From a pure legal standpoint, there was more “probable cause” (reasonable suspicion) that Trump and his campaign had violated federal law(s) in their relationship with Russia than there was that the Anthony Weiner laptop contained Hillary Clinton emails revealing classified information. That’s because Clinton had been cleared by the FBI of any criminal wrongdoing last summer, while at the same time respected law makers were charging that Trump himself had violated the Logan Act by asking Russian hackers to spy on Clinton

 

Thus, there was, and remains, more than “reasonable suspicion” in the public record that Trump and/or his campaign violated federal laws, and perhaps that some even committed treason.

 

Treason is the act of betraying one’s country by giving aid and comfort to the enemy.

 

Arguably, any effort to collaborate with a foreign power to interfere with this nation’s presidential election process in favor of one candidate over another is an act of treason.

 

Russia Getting What It Paid For

 

It was recently reported in the media that retired Gen.

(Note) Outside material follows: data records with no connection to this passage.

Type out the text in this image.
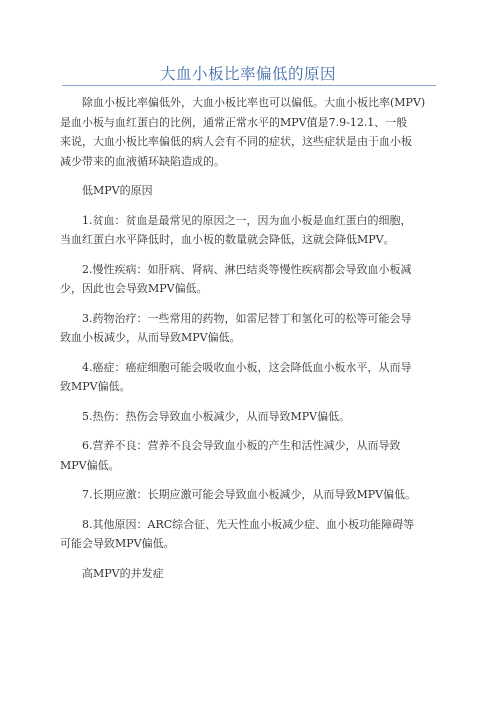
大血小板比率偏低的原因
除血小板比率偏低外，大血小板比率也可以偏低。大血小板比率(MPV)
是血小板与血红蛋白的比例，通常正常水平的MPV值是7.9-12.1、一般
来说，大血小板比率偏低的病人会有不同的症状，这些症状是由于血小板
减少带来的血液循环缺陷造成的。
低MPV的原因
1.贫血：贫血是最常见的原因之一，因为血小板是血红蛋白的细胞，
当血红蛋白水平降低时，血小板的数量就会降低，这就会降低MPV。
2.慢性疾病：如肝病、肾病、淋巴结炎等慢性疾病都会导致血小板减
少，因此也会导致MPV偏低。
3.药物治疗：一些常用的药物，如雷尼替丁和氢化可的松等可能会导
致血小板减少，从而导致MPV偏低。
4.癌症：癌症细胞可能会吸收血小板，这会降低血小板水平，从而导
致MPV偏低。
5.热伤：热伤会导致血小板减少，从而导致MPV偏低。
6.营养不良：营养不良会导致血小板的产生和活性减少，从而导致
MPV偏低。
7.长期应激：长期应激可能会导致血小板减少，从而导致MPV偏低。
8.其他原因：ARC综合征、先天性血小板减少症、血小板功能障碍等
可能会导致MPV偏低。
高MPV的并发症
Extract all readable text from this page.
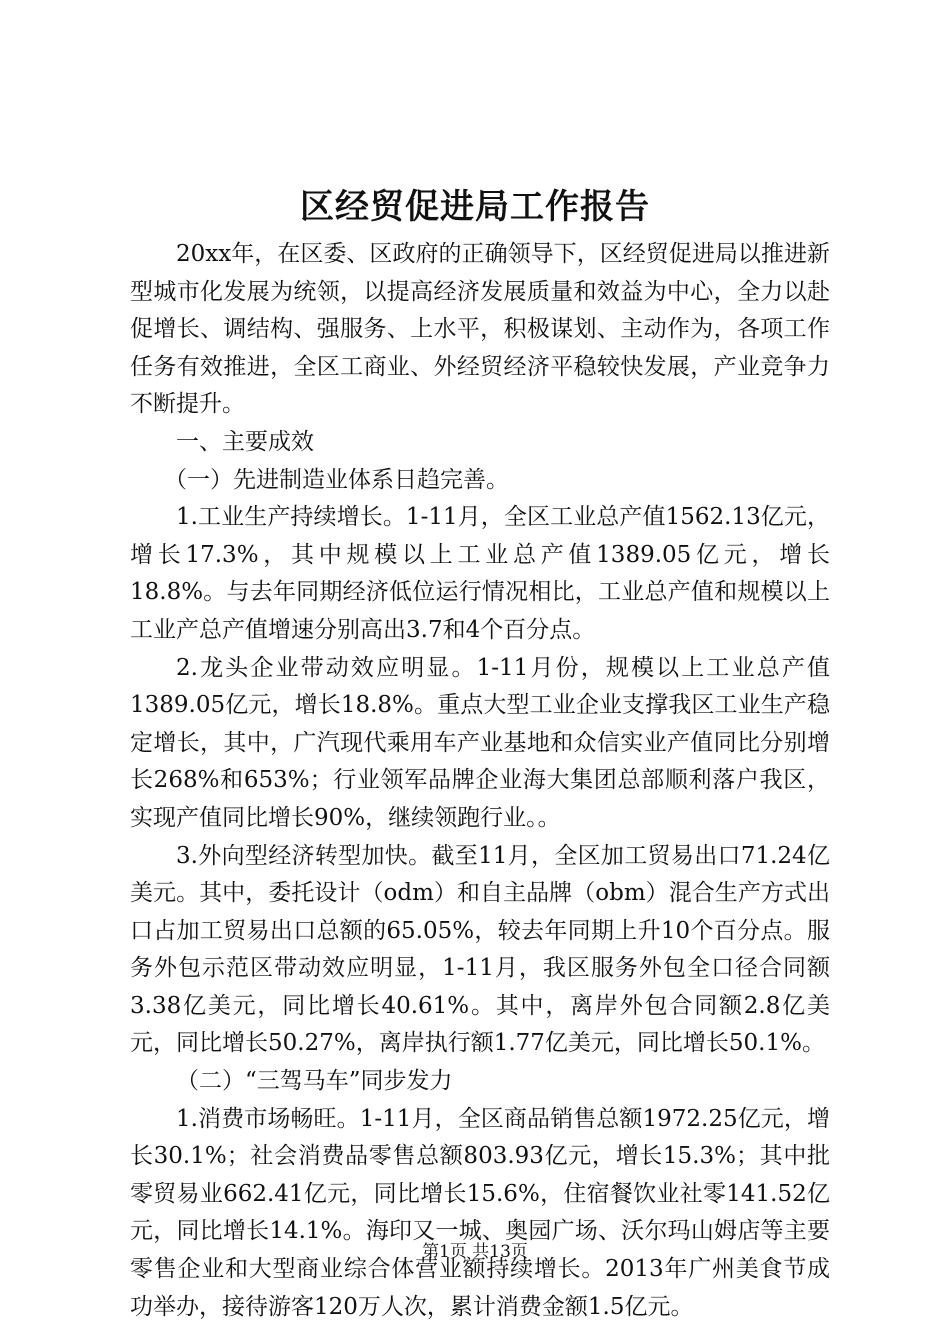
区经贸促进局工作报告

20xx年，在区委、区政府的正确领导下，区经贸促进局以推进新型城市化发展为统领，以提高经济发展质量和效益为中心，全力以赴促增长、调结构、强服务、上水平，积极谋划、主动作为，各项工作任务有效推进，全区工商业、外经贸经济平稳较快发展，产业竞争力不断提升。

一、主要成效

（一）先进制造业体系日趋完善。

1.工业生产持续增长。1-11月，全区工业总产值1562.13亿元，增长17.3%，其中规模以上工业总产值1389.05亿元，增长18.8%。与去年同期经济低位运行情况相比，工业总产值和规模以上工业产总产值增速分别高出3.7和4个百分点。

2.龙头企业带动效应明显。1-11月份，规模以上工业总产值1389.05亿元，增长18.8%。重点大型工业企业支撑我区工业生产稳定增长，其中，广汽现代乘用车产业基地和众信实业产值同比分别增长268%和653%；行业领军品牌企业海大集团总部顺利落户我区，实现产值同比增长90%，继续领跑行业。。

3.外向型经济转型加快。截至11月，全区加工贸易出口71.24亿美元。其中，委托设计（odm）和自主品牌（obm）混合生产方式出口占加工贸易出口总额的65.05%，较去年同期上升10个百分点。服务外包示范区带动效应明显，1-11月，我区服务外包全口径合同额3.38亿美元，同比增长40.61%。其中，离岸外包合同额2.8亿美元，同比增长50.27%，离岸执行额1.77亿美元，同比增长50.1%。

（二）“三驾马车”同步发力

1.消费市场畅旺。1-11月，全区商品销售总额1972.25亿元，增长30.1%；社会消费品零售总额803.93亿元，增长15.3%；其中批零贸易业662.41亿元，同比增长15.6%，住宿餐饮业社零141.52亿元，同比增长14.1%。海印又一城、奥园广场、沃尔玛山姆店等主要零售企业和大型商业综合体营业额持续增长。2013年广州美食节成功举办，接待游客120万人次，累计消费金额1.5亿元。

第1页 共13页
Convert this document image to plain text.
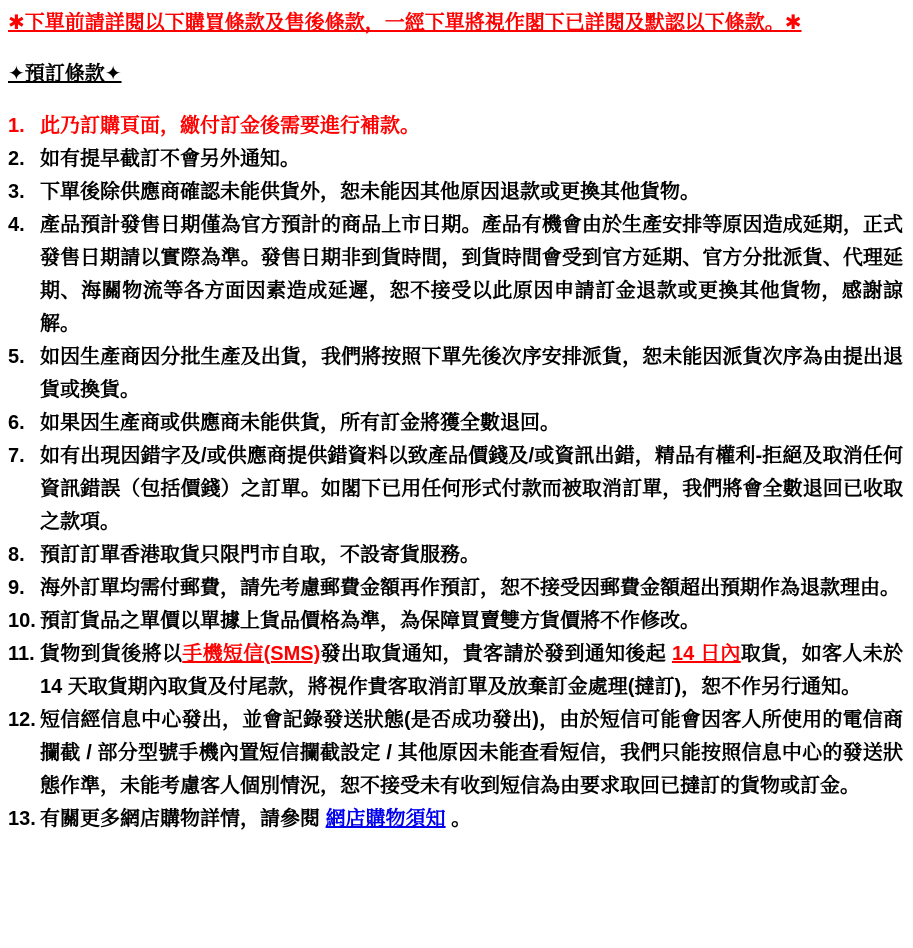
✱下單前請詳閱以下購買條款及售後條款，一經下單將視作閣下已詳閱及默認以下條款。✱
✦預訂條款✦
1. 此乃訂購頁面，繳付訂金後需要進行補款。
2. 如有提早截訂不會另外通知。
3. 下單後除供應商確認未能供貨外，恕未能因其他原因退款或更換其他貨物。
4. 產品預計發售日期僅為官方預計的商品上市日期。產品有機會由於生產安排等原因造成延期，正式發售日期請以實際為準。發售日期非到貨時間，到貨時間會受到官方延期、官方分批派貨、代理延期、海關物流等各方面因素造成延遲，恕不接受以此原因申請訂金退款或更換其他貨物，感謝諒解。
5. 如因生產商因分批生產及出貨，我們將按照下單先後次序安排派貨，恕未能因派貨次序為由提出退貨或換貨。
6. 如果因生產商或供應商未能供貨，所有訂金將獲全數退回。
7. 如有出現因錯字及/或供應商提供錯資料以致產品價錢及/或資訊出錯，精品有權利-拒絕及取消任何資訊錯誤（包括價錢）之訂單。如閣下已用任何形式付款而被取消訂單，我們將會全數退回已收取之款項。
8. 預訂訂單香港取貨只限門市自取，不設寄貨服務。
9. 海外訂單均需付郵費，請先考慮郵費金額再作預訂，恕不接受因郵費金額超出預期作為退款理由。
10. 預訂貨品之單價以單據上貨品價格為準，為保障買賣雙方貨價將不作修改。
11. 貨物到貨後將以手機短信(SMS)發出取貨通知，貴客請於發到通知後起 14 日內取貨，如客人未於 14 天取貨期內取貨及付尾款，將視作貴客取消訂單及放棄訂金處理(撻訂)，恕不作另行通知。
12. 短信經信息中心發出，並會記錄發送狀態(是否成功發出)，由於短信可能會因客人所使用的電信商攔截 / 部分型號手機內置短信攔截設定 / 其他原因未能查看短信，我們只能按照信息中心的發送狀態作準，未能考慮客人個別情況，恕不接受未有收到短信為由要求取回已撻訂的貨物或訂金。
13. 有關更多網店購物詳情，請參閱 網店購物須知 。
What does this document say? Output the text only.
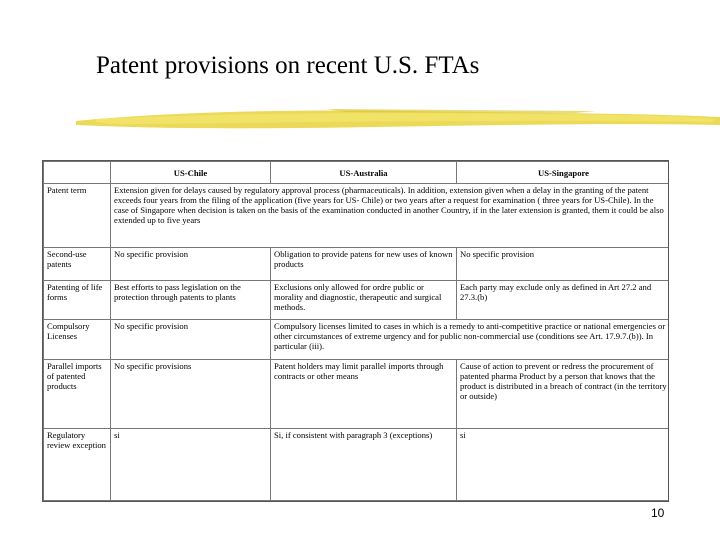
Patent provisions on recent U.S. FTAs
	US-Chile	US-Australia	US-Singapore
Patent term	Extension given for delays caused by regulatory approval process (pharmaceuticals). In addition, extension given when a delay in the granting of the patent exceeds four years from the filing of the application (five years for US- Chile) or two years after a request for examination ( three years for US-Chile). In the case of Singapore when decision is taken on the basis of the examination conducted in another Country, if in the later extension is granted, them it could be also extended up to five years		
Second-use patents	No specific provision	Obligation to provide patens for new uses of known products	No specific provision
Patenting of life forms	Best efforts to pass legislation on the protection through patents to plants	Exclusions only allowed for ordre public or morality and diagnostic, therapeutic and surgical methods.	Each party may exclude only as defined in Art 27.2 and 27.3.(b)
Compulsory Licenses	No specific provision	Compulsory licenses limited to cases in which is a remedy to anti-competitive practice or national emergencies or other circumstances of extreme urgency and for public non-commercial use (conditions see Art. 17.9.7.(b)). In particular (iii).	
Parallel imports of patented products	No specific provisions	Patent holders may limit parallel imports through contracts or other means	Cause of action to prevent or redress the procurement of patented pharma Product by a person that knows that the product is distributed in a breach of contract (in the territory or outside)
Regulatory review exception	si	Si, if consistent with paragraph 3 (exceptions)	si
10
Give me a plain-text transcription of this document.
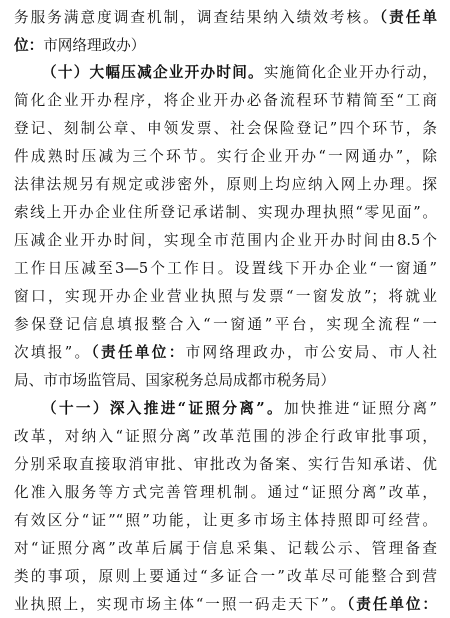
务服务满意度调查机制，调查结果纳入绩效考核。（责任单
位：市网络理政办）
（十）大幅压减企业开办时间。实施简化企业开办行动，
简化企业开办程序，将企业开办必备流程环节精简至“工商
登记、刻制公章、申领发票、社会保险登记”四个环节，条
件成熟时压减为三个环节。实行企业开办“一网通办”，除
法律法规另有规定或涉密外，原则上均应纳入网上办理。探
索线上开办企业住所登记承诺制、实现办理执照“零见面”。
压减企业开办时间，实现全市范围内企业开办时间由8.5个
工作日压减至3—5个工作日。设置线下开办企业“一窗通”
窗口，实现开办企业营业执照与发票“一窗发放”；将就业
参保登记信息填报整合入“一窗通”平台，实现全流程“一
次填报”。（责任单位：市网络理政办，市公安局、市人社
局、市市场监管局、国家税务总局成都市税务局）
（十一）深入推进“证照分离”。加快推进“证照分离”
改革，对纳入“证照分离”改革范围的涉企行政审批事项，
分别采取直接取消审批、审批改为备案、实行告知承诺、优
化准入服务等方式完善管理机制。通过“证照分离”改革，
有效区分“证”“照”功能，让更多市场主体持照即可经营。
对“证照分离”改革后属于信息采集、记载公示、管理备查
类的事项，原则上要通过“多证合一”改革尽可能整合到营
业执照上，实现市场主体“一照一码走天下”。（责任单位：
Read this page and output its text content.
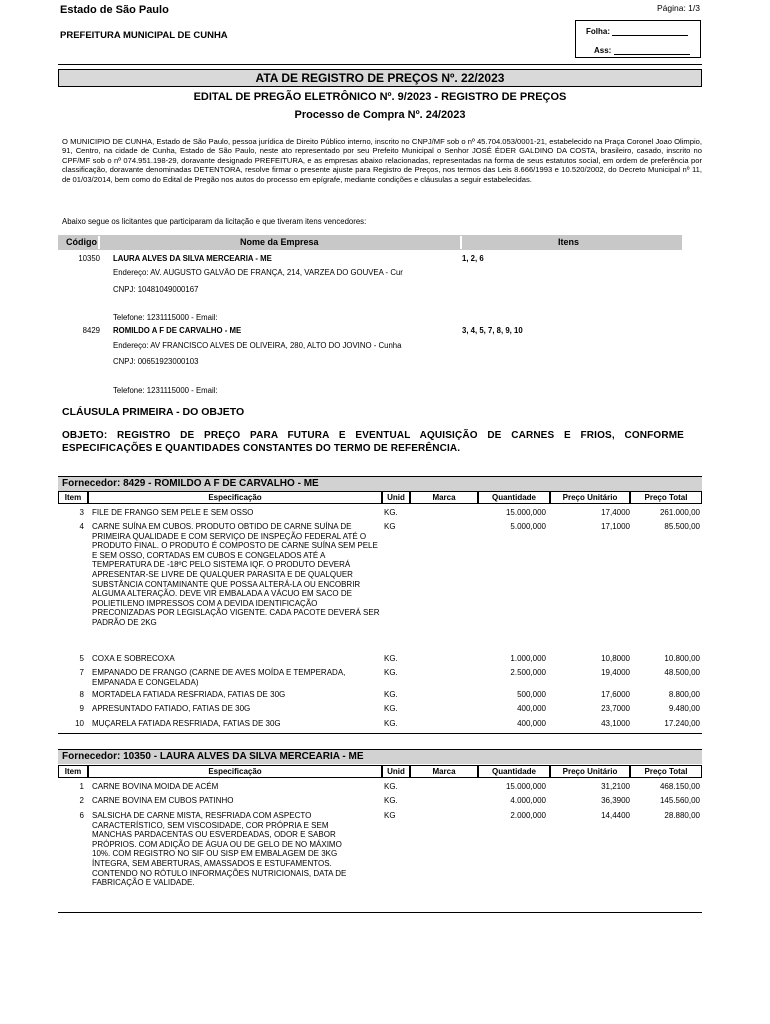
Estado de São Paulo	Página: 1/3
PREFEITURA MUNICIPAL DE CUNHA	Folha:
Ass:
ATA DE REGISTRO DE PREÇOS Nº. 22/2023
EDITAL DE PREGÃO ELETRÔNICO Nº. 9/2023 - REGISTRO DE PREÇOS
Processo de Compra Nº. 24/2023
O MUNICIPIO DE CUNHA, Estado de São Paulo, pessoa jurídica de Direito Público interno, inscrito no CNPJ/MF sob o nº 45.704.053/0001-21, estabelecido na Praça Coronel Joao Olimpio, 91, Centro, na cidade de Cunha, Estado de São Paulo, neste ato representado por seu Prefeito Municipal o Senhor JOSÉ ÉDER GALDINO DA COSTA, brasileiro, casado, inscrito no CPF/MF sob o nº 074.951.198-29, doravante designado PREFEITURA, e as empresas abaixo relacionadas, representadas na forma de seus estatutos social, em ordem de preferência por classificação, doravante denominadas DETENTORA, resolve firmar o presente ajuste para Registro de Preços, nos termos das Leis 8.666/1993 e 10.520/2002, do Decreto Municipal nº 11, de 01/03/2014, bem como do Edital de Pregão nos autos do processo em epígrafe, mediante condições e cláusulas a seguir estabelecidas.
Abaixo segue os licitantes que participaram da licitação e que tiveram itens vencedores:
Código	Nome da Empresa	Itens
10350 LAURA ALVES DA SILVA MERCEARIA - ME	1, 2, 6
Endereço: AV. AUGUSTO GALVÃO DE FRANÇA, 214, VARZEA DO GOUVEA - Cur
CNPJ: 10481049000167
Telefone: 1231115000 - Email:
8429 ROMILDO A F DE CARVALHO - ME	3, 4, 5, 7, 8, 9, 10
Endereço: AV FRANCISCO ALVES DE OLIVEIRA, 280, ALTO DO JOVINO - Cunha
CNPJ: 00651923000103
Telefone: 1231115000 - Email:
CLÁUSULA PRIMEIRA - DO OBJETO
OBJETO: REGISTRO DE PREÇO PARA FUTURA E EVENTUAL AQUISIÇÃO DE CARNES E FRIOS, CONFORME ESPECIFICAÇÕES E QUANTIDADES CONSTANTES DO TERMO DE REFERÊNCIA.
Fornecedor: 8429 - ROMILDO A F DE CARVALHO - ME
Item	Especificação	Unid	Marca	Quantidade	Preço Unitário	Preço Total
3 FILE DE FRANGO SEM PELE E SEM OSSO	KG.	15.000,000	17,4000	261.000,00
4 CARNE SUÍNA EM CUBOS. PRODUTO OBTIDO DE CARNE SUÍNA DE PRIMEIRA QUALIDADE E COM SERVIÇO DE INSPEÇÃO FEDERAL ATÉ O PRODUTO FINAL. O PRODUTO É COMPOSTO DE CARNE SUÍNA SEM PELE E SEM OSSO, CORTADAS EM CUBOS E CONGELADOS ATÉ A TEMPERATURA DE -18ºC PELO SISTEMA IQF. O PRODUTO DEVERÁ APRESENTAR-SE LIVRE DE QUALQUER PARASITA E DE QUALQUER SUBSTÂNCIA CONTAMINANTE QUE POSSA ALTERÁ-LA OU ENCOBRIR ALGUMA ALTERAÇÃO. DEVE VIR EMBALADA A VÁCUO EM SACO DE POLIETILENO IMPRESSOS COM A DEVIDA IDENTIFICAÇÃO PRECONIZADAS POR LEGISLAÇÃO VIGENTE. CADA PACOTE DEVERÁ SER PADRÃO DE 2KG
KG	5.000,000	17,1000	85.500,00
5 COXA E SOBRECOXA	KG.	1.000,000	10,8000	10.800,00
7 EMPANADO DE FRANGO (CARNE DE AVES MOÍDA E TEMPERADA, EMPANADA E CONGELADA)
KG.	2.500,000	19,4000	48.500,00
8 MORTADELA FATIADA RESFRIADA, FATIAS DE 30G	KG.	500,000	17,6000	8.800,00
9 APRESUNTADO FATIADO, FATIAS DE 30G	KG.	400,000	23,7000	9.480,00
10 MUÇARELA FATIADA RESFRIADA, FATIAS DE 30G	KG.	400,000	43,1000	17.240,00
Fornecedor: 10350 - LAURA ALVES DA SILVA MERCEARIA - ME
Item	Especificação	Unid	Marca	Quantidade	Preço Unitário	Preço Total
1 CARNE BOVINA MOIDA DE ACÉM	KG.	15.000,000	31,2100	468.150,00
2 CARNE BOVINA EM CUBOS PATINHO	KG.	4.000,000	36,3900	145.560,00
6 SALSICHA DE CARNE MISTA, RESFRIADA COM ASPECTO CARACTERÍSTICO, SEM VISCOSIDADE, COR PRÓPRIA E SEM MANCHAS PARDACENTAS OU ESVERDEADAS, ODOR E SABOR PRÓPRIOS. COM ADIÇÃO DE ÁGUA OU DE GELO DE NO MÁXIMO 10%. COM REGISTRO NO SIF OU SISP EM EMBALAGEM DE 3KG ÍNTEGRA, SEM ABERTURAS, AMASSADOS E ESTUFAMENTOS. CONTENDO NO RÓTULO INFORMAÇÕES NUTRICIONAIS, DATA DE FABRICAÇÃO E VALIDADE.
KG	2.000,000	14,4400	28.880,00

Michael J. Flynn had several conversations with Russia’s U.S. Ambassador Sergey Kislyak on the very day that President Obama announced sanctions against the Russian government for its interference in the 2016 presidential.

 

Trump’s transition team vehemently denied that Flynn’s conversations had anything to do with the American imposed sanctions because if they had, this would be a clear violation of the Logan Act. The transition team stated the Flynn/Kislyak talks pertained to setting up the logistics for a future telephone conversation between Putin and Trump.

 

However, just days later, Trump stated that he would consider lifting the Obama sanctions on Russia; further lending credence to the reasonable suspicion that the Flynn/Kislyak conversations may indeed have been about those sanctions in violation of the Logan Act.

 

These verified media reports (including Trump’s own statements) create more than a “reasonable suspicion” that there has been criminal wrongdoing associated with the Trump campaign and the Russian interference in the 2016 presidential election—and all of this underscores why FBI Director James Comey should have respected established Justice Department protocols rather than engage in a partisan effort to damage Hillary Clinton’s presidential election chances. The Director clearly chose one candidate over the other.

 

James C. Comey has lost all of his professional credibility and has severely undermined the integrity of the FBI with his handling of the Clinton email investigation. He should resign forthwith.